Conheça mais sobre a mandioca, uma planta originária da Amazônia e que é matéria-prima para diversos produtos utilizados no dia a dia do brasileiro e para alguns nem tão conhecidos

Conheça mais sobre a mandioca, uma planta originária da Amazônia e que é matéria-prima para diversos produtos utilizados no dia a dia do brasileiro e para alguns produtos não tão conhecidos

Abril pode ser considerado o mês mais importante em celebrações ligadas à alimentação originária brasileira. No dia 19 de abril festeja-se o “Dia dos Povos Indígenas”, povos estes que deixaram heranças culinárias e gastronômicas valiosas à nossa alimentação moderna, e em seguida há duas datas comemorativas que envolvem as fontes essenciais de amido do Brasil atual: a mandioca, celebrada em 21 de abril e o milho, celebrado no dia 24.
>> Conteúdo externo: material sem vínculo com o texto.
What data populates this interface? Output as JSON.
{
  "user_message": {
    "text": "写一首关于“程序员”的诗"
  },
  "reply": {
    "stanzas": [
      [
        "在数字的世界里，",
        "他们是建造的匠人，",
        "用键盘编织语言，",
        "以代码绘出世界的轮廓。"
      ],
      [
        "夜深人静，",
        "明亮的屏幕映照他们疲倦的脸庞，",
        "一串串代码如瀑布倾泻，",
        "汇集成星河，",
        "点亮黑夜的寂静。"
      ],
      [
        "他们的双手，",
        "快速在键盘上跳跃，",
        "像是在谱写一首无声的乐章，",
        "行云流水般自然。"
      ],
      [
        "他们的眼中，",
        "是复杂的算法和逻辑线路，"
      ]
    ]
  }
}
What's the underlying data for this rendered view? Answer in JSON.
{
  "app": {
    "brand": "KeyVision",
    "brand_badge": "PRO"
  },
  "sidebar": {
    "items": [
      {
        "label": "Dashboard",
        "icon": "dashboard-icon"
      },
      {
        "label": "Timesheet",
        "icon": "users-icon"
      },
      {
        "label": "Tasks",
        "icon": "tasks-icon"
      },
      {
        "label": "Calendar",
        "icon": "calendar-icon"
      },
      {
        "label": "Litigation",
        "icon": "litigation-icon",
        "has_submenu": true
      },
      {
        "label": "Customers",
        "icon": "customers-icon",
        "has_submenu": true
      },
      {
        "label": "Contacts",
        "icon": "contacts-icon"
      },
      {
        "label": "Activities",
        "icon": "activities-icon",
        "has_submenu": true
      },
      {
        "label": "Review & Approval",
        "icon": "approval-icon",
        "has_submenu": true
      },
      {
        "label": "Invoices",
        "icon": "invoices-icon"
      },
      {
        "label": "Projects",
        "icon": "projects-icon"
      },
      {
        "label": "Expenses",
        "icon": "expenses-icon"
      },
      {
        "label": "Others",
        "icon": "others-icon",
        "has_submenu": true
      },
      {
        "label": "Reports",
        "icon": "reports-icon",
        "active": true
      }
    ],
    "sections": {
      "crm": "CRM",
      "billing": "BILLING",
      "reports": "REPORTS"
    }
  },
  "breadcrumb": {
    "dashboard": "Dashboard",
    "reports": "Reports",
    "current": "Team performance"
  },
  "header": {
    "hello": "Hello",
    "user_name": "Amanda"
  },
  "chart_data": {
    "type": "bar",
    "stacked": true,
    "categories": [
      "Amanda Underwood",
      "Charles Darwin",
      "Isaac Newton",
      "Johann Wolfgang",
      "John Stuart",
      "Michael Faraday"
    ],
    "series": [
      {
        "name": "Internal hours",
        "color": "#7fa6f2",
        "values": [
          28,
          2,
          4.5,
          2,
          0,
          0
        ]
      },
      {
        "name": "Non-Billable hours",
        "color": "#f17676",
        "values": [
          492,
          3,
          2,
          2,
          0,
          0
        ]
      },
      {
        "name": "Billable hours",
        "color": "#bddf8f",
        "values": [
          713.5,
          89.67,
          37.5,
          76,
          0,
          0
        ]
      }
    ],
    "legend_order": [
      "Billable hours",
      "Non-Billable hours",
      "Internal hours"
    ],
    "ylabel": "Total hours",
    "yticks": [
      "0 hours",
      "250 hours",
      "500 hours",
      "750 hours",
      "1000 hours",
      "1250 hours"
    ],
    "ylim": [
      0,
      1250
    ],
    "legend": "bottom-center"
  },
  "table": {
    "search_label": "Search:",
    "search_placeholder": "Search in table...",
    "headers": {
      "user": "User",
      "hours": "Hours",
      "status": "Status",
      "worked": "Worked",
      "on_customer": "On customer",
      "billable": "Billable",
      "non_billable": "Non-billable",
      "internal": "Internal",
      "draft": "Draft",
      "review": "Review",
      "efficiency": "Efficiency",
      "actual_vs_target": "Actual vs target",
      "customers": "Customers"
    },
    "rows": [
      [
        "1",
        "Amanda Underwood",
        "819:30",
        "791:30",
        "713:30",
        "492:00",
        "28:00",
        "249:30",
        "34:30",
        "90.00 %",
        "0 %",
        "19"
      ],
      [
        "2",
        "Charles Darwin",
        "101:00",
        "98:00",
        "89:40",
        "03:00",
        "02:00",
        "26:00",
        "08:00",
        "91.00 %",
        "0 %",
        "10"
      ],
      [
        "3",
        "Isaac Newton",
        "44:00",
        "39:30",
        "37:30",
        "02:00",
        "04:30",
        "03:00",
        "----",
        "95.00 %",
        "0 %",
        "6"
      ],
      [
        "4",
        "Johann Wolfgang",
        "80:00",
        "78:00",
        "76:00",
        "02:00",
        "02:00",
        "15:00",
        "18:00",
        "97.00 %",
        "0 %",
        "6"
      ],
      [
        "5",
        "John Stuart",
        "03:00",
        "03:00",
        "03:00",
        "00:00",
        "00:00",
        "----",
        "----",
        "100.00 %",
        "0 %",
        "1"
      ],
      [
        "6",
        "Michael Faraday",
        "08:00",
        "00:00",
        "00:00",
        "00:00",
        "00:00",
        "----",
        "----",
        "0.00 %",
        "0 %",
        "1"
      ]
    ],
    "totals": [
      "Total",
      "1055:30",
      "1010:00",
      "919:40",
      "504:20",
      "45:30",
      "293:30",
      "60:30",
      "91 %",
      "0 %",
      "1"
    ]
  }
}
Apesar de o milho ser mais associado como alimento base de civilizações pré-colombianas, os registros existentes em períodos mais remotos da colonização do Brasil permitem concluir que a vida neste país dependia tanto do milho quanto da mandioca.

Na disputa de narrativas culturais, houve, porém, o estabelecimento de espaços de preferência alimentar no território, formando-se a “cozinha caipira”, nos arredores da Paulistânia (Capitania de São Vicente e, a partir de 1720, Capitania de São Paulo) e a cozinha da mandioca, na região amazônica e na população ribeirinha e, conclui-se que  a mandioca triunfou e se destacou como alimento símbolo de nossa cultura.

Apesar de considerarmos a essencialidade tanto da mandioca quanto do milho para a alimentação do povo brasileiro, este post será focado nela, a rainha do Brasil: a mandioca!

Imagem: Codevasf/Flickr

Suas principais espécies são a mandioca-brava ou a mandioca-mansa, também conhecida como aipim ou macaxeira. A primeira possui esse nome em razão de sua alta concentração de ácido cianídrico, que a torna tóxica ao consumo, no entanto, após o correto processamento (cozimento, secagem, etc), pode ser ingerida na forma de produtos como farinha e polvilho, razão pela qual esta também é a mandioca mais utilizada na indústria para tais fabricações, deixando a mandioca-mansa para venda e consumo in natura.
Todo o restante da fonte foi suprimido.